The Hoag Family Cancer Institute team wrapped its arms around the Hoag Hospital Foundation’s Deb McCune during her recent experience with breast cancer.
Deb McCune calls her Hoag Family Cancer Institute team her “Circle of Caregivers.” It’s a fitting term for the people who wrapped her in loving support through her recent breast cancer diagnosis and treatment. But Deb’s caregivers are also her colleagues. As executive director of strategic engagement at the Hoag Hospital Foundation, one of Deb’s primary responsibilities is to support fundraising initiatives for the Hoag Family Cancer Institute (HFCI).
Deb was first diagnosed with stage I breast cancer in 1995, while living in Colorado. She had long been cancer-free when she accepted her job at Hoag in 2011.

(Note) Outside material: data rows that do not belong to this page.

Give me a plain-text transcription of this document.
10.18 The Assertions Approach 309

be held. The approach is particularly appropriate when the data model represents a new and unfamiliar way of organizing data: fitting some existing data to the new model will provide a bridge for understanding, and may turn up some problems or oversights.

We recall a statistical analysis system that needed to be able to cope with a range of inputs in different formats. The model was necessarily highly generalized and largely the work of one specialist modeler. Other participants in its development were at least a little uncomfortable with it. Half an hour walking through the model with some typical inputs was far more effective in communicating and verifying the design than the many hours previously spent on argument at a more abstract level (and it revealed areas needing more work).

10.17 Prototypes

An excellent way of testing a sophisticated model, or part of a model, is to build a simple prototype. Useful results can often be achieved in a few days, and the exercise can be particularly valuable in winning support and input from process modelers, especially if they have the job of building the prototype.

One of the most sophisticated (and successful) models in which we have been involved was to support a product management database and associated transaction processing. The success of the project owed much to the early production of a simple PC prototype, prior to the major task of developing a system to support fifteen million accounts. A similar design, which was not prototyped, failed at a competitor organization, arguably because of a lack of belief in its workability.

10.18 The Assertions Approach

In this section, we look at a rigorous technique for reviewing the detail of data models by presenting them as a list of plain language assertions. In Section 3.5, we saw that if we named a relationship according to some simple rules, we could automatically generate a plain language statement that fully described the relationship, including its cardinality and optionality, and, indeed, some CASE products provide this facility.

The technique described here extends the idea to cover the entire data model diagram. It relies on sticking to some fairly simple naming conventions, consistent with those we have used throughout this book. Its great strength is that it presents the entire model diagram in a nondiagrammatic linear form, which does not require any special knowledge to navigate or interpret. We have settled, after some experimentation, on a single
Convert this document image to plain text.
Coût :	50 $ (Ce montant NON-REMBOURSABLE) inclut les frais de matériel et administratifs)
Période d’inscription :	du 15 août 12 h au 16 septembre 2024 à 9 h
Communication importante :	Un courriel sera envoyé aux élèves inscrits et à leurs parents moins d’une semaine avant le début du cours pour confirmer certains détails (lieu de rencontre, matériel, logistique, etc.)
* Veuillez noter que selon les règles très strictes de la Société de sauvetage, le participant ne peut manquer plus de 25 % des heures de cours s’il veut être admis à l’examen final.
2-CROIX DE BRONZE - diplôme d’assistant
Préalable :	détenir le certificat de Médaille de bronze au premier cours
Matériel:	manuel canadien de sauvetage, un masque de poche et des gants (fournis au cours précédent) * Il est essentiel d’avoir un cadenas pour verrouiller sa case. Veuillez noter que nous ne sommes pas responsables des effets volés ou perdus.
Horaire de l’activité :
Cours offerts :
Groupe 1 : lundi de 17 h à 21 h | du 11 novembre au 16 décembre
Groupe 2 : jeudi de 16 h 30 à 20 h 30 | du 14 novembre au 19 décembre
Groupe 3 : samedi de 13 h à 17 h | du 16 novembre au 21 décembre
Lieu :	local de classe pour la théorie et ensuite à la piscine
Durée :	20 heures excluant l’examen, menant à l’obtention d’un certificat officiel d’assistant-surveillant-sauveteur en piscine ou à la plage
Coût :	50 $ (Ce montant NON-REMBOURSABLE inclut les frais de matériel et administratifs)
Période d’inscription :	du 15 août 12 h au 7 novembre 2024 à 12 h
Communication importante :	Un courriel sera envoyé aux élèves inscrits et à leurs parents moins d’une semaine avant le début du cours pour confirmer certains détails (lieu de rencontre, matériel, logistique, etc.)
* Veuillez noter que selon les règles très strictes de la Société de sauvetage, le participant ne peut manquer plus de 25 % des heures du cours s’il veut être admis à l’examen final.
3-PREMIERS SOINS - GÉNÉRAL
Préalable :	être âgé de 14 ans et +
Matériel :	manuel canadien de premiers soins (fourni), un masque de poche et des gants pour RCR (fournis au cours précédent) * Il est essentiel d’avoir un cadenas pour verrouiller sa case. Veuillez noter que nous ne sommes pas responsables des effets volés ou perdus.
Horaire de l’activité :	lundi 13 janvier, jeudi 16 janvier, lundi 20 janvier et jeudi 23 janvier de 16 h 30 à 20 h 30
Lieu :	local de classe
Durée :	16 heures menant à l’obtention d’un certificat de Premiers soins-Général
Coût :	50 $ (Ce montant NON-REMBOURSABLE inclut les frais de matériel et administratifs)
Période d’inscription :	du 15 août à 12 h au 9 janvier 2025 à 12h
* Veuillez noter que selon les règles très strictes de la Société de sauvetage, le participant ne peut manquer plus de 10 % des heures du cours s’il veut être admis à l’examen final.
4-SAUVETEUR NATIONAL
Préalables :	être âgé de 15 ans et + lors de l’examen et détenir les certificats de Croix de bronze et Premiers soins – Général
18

“Little did I know what that decision would mean for my life,” Deb said. As a survivor, she has always brought an extra dose of empathy to her job, but last year, her role took on new significance. Approaching 28 years of survivorship, Deb felt pain in her previously treated right breast. It was another tumor.
“I began my second journey with breast cancer with a band of warriors here at Hoag behind me,” Deb said at the annual brunch for Circle 1000, a group that has raised more than $25 million for cancer care at Hoag since 1987. “If it weren’t for philanthropy, these people literally would not have been there for me.” Indeed, philanthropy helped fund the recruitment of Deb’s oncologist, Chaitali Nangia, MD, and continues to support her clinical research. It also funds HFCI’s Nurse Navigator Program, providing each patient with an oncology nurse who becomes their go-to resource for medical information, emotional support, and facilitation of medical care.
Deb McCune and her Nurse Navigator, Traci Swenson
“She was the warm voice on the other end of the phone,” Deb said of her nurse navigator, Traci Swenson, BSN, RN, OCN. “She was the one who would laugh with me when I realized this cancer journey had really warped my sense of humor. She was the one who would listen to me cry when the physical or emotional pain was overwhelming. She was the one who gave me information, confidence, and support throughout my journey.”
Deb said her personal experience has only enhanced her purposeful work with the Foundation. “I better understand now the passion these donors show by sharing and by giving their gifts, because I was on the receiving end of that,” she said.